Dialogue with Boko Haram amount to “abysmal appeasement.” – Soyinka
Nobel literature laureate Wole Soyinka said Friday that trying to end a deadly insurgency by Islamist extremist group Boko Haram through dialogue would amount to “abysmal appeasement.”
President Goodluck Jonathan earlier this year encouraged the Islamists, blamed for hundreds of deaths since 2009, to publicly state their demands, and his government has confirmed that “back-channel” talks with the group are ongoing.
“When I say, ‘don’t talk to murderers,’ that is exactly what I mean,” Soyinka told foreign media at an international conference in Lagos.
“Don’t talk to mass murderers. Don’t talk to those who have made the killing of innocent people their philosophy,” he added.
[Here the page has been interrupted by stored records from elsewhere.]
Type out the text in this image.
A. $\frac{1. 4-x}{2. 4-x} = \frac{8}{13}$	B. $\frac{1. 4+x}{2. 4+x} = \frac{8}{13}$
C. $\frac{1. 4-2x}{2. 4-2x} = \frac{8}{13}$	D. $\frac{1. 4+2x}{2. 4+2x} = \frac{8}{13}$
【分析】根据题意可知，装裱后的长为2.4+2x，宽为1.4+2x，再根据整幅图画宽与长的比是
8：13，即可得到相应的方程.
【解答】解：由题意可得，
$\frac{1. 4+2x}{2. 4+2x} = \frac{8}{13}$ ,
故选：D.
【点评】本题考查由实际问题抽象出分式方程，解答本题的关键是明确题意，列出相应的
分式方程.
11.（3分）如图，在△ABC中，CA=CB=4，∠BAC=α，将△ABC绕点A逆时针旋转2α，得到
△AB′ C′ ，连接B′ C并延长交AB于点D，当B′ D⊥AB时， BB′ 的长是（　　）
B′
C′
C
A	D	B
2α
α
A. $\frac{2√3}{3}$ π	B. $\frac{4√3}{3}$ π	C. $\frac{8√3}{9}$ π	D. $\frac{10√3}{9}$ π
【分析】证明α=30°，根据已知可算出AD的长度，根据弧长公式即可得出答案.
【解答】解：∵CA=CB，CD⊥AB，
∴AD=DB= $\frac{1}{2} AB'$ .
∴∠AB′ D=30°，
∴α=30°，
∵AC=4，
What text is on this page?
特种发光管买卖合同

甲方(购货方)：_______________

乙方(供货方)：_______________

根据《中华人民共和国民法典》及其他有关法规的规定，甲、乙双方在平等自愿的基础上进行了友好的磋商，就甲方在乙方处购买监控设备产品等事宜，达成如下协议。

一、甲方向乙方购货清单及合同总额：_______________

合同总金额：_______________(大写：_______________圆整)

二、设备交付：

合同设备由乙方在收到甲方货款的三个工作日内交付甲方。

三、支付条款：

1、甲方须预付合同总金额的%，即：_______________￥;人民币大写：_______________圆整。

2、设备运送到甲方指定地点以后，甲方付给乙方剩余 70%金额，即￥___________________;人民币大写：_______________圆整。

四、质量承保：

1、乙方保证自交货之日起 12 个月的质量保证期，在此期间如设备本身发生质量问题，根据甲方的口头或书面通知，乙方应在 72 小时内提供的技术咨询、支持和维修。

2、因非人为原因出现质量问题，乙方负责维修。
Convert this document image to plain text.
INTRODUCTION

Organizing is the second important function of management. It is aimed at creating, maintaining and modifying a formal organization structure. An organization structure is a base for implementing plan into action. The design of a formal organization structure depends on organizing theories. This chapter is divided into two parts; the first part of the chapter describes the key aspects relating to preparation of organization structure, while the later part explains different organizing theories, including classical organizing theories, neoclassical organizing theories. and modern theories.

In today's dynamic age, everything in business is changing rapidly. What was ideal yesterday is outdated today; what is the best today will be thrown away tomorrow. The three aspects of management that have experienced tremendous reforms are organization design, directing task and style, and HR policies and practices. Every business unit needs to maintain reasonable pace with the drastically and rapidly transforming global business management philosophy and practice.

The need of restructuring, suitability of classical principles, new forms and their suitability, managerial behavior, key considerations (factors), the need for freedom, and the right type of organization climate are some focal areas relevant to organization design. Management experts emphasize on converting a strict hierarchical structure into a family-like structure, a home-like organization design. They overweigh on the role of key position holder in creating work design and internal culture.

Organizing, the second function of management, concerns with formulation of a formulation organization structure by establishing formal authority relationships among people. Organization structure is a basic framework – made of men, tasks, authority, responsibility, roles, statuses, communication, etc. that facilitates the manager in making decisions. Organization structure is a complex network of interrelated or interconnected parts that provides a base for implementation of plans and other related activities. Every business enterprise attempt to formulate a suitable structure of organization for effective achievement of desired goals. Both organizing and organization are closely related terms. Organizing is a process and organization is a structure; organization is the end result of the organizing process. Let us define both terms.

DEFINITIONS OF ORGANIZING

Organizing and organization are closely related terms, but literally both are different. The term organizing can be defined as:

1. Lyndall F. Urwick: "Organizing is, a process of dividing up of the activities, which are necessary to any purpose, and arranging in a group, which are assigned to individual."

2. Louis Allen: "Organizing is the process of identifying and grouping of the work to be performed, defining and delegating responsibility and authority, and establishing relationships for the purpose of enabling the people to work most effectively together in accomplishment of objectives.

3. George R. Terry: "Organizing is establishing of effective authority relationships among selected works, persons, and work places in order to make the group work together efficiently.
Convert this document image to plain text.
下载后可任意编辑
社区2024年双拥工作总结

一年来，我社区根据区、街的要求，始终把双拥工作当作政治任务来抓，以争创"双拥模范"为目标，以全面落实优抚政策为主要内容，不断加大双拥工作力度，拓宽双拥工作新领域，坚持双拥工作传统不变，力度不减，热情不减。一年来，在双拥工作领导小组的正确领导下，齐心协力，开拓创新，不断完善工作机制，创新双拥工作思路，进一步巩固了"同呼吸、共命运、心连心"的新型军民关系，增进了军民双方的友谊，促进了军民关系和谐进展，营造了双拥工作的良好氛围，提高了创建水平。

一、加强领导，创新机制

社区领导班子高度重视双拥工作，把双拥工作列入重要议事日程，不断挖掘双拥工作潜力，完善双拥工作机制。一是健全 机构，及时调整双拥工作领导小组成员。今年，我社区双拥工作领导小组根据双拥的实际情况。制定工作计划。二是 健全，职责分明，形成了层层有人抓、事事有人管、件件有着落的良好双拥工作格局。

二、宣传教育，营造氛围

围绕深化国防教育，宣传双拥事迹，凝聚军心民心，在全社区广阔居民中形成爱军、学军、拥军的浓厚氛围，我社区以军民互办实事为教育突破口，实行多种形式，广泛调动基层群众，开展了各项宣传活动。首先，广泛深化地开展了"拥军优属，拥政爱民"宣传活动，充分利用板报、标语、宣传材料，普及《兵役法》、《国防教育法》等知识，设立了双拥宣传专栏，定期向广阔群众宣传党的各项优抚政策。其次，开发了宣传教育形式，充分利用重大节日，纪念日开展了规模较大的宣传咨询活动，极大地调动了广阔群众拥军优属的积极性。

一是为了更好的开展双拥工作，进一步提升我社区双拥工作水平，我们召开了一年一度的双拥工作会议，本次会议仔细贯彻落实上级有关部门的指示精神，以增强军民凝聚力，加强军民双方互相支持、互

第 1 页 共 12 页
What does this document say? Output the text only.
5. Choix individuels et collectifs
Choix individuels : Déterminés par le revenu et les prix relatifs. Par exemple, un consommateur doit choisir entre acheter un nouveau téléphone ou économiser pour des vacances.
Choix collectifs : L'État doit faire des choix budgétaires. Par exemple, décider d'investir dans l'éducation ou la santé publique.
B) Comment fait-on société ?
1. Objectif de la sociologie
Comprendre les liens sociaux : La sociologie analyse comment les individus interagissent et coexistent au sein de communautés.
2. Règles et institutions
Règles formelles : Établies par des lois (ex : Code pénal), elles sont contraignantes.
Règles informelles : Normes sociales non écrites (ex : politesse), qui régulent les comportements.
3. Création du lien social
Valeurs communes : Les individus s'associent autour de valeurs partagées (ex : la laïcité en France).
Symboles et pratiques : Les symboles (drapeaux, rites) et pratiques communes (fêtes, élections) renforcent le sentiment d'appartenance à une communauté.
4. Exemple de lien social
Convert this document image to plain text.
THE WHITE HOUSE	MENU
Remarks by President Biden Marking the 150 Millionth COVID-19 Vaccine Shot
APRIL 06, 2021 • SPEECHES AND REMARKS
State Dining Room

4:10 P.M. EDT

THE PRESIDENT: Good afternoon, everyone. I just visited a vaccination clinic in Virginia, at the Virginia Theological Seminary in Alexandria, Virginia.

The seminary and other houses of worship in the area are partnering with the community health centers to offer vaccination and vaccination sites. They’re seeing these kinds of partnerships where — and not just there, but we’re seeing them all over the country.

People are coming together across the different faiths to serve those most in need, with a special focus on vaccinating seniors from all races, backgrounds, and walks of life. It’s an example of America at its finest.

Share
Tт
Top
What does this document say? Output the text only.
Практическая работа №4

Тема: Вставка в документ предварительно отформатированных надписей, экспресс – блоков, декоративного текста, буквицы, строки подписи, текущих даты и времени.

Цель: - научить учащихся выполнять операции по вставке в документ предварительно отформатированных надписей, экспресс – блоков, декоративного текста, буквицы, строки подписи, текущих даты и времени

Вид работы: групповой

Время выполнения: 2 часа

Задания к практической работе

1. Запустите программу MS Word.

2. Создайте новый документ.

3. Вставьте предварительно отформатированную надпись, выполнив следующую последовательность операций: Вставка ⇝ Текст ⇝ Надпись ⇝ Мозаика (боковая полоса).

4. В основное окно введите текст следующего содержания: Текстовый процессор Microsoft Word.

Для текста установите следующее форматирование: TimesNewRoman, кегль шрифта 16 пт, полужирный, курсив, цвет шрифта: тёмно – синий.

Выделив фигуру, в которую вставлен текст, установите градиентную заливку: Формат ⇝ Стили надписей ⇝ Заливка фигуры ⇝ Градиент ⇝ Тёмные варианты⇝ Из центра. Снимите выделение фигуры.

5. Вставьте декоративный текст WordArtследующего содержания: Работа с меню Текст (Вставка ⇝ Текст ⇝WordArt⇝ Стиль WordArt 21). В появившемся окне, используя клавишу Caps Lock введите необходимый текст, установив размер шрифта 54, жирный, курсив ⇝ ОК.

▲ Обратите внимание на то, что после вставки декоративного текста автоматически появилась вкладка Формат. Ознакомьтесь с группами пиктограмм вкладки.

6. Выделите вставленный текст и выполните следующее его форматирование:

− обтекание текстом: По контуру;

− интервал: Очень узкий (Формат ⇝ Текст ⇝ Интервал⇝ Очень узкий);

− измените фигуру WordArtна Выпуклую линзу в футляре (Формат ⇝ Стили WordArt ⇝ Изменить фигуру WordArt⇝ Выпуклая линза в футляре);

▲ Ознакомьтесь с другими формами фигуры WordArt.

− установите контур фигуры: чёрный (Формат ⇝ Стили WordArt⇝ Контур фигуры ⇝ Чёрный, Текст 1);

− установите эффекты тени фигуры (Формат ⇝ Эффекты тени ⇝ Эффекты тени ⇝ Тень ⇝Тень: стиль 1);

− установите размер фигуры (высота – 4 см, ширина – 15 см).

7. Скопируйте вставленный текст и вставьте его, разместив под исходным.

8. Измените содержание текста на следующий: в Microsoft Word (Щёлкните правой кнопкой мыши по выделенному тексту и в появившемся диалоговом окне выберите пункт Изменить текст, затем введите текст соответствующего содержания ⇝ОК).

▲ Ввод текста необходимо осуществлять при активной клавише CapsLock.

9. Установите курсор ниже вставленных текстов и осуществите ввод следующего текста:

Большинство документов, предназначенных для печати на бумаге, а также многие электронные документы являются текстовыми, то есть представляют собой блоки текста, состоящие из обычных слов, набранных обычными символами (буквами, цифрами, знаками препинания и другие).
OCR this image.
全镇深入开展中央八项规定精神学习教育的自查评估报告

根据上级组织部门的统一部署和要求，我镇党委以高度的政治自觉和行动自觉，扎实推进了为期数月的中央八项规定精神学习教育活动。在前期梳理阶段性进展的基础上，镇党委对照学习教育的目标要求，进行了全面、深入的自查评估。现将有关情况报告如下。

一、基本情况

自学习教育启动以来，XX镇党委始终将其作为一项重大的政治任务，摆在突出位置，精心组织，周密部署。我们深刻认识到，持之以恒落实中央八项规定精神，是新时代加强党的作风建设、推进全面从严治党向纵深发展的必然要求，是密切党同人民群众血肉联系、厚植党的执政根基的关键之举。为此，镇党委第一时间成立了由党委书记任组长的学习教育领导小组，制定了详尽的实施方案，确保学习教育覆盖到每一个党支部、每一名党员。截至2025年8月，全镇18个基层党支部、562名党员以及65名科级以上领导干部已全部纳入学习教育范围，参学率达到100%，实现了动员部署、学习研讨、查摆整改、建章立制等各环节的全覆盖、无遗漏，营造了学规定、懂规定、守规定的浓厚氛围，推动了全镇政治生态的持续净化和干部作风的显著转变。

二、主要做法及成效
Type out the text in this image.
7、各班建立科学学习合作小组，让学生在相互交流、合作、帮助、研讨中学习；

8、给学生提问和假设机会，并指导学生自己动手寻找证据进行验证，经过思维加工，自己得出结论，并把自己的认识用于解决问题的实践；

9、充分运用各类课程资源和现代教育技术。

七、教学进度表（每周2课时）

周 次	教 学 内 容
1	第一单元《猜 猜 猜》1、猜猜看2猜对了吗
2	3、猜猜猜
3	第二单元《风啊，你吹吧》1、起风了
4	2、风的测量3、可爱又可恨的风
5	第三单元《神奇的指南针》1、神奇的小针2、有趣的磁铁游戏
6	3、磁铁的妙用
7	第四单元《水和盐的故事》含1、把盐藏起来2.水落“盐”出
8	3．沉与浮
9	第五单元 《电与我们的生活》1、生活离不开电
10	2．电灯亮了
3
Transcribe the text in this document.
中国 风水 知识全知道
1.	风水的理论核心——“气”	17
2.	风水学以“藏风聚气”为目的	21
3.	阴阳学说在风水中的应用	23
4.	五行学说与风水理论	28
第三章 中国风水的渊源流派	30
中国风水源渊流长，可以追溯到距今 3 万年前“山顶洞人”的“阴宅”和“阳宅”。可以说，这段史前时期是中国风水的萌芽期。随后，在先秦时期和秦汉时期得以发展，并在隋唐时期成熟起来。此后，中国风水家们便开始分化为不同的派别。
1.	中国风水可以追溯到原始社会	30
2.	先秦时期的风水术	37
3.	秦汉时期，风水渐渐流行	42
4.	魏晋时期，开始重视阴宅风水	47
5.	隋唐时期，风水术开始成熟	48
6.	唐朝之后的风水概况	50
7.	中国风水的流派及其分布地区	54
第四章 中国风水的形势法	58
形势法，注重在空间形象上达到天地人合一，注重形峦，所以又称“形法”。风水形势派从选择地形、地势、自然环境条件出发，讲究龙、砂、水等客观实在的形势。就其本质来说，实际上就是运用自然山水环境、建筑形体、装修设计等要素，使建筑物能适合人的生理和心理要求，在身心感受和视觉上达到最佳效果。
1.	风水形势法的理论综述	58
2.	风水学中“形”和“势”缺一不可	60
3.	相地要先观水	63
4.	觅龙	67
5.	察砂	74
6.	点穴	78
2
Soyinka described the violence blamed on the Islamists, which has included attacks on security forces, government officials and Christians in church, as “completely out of control.”
“Then you, the assaulted, say, ‘please, come and talk to us. Please, we don’t know what you want’ … What kind of language is that? That is the language of abysmal appeasement,” he said on the sidelines of the Kuramo Conference on development.
Nigerian security forces have so far been been unable to stamp out the violence and have themselves been accused of massive abuses in combatting the Islamists.
Amnesty International has charged the military with carrying out summary executions, particularly in the northeast where Boko Haram is based, and Human Rights Watch has said the military could be guilty of crimes against humanity in combatting the group.
“There has been the condemnable scorched earth policy of the military,” Soyinka said, adding that he believed that such killings had occurred.
Africa’s first Nobel literature prize winner however described the insurgency as a “security issue” that posed a new kind of challenge for Nigeria’s military.
Violence linked to Boko Haram is estimated to have claimed 2,800 lives since 2009, including killings by the security forces, with the worst violence concentrated in the mainly Muslim north of Africa’s most populous country.
The group has said it wants to create an Islamic state in the north, but its demands have continuously shifted.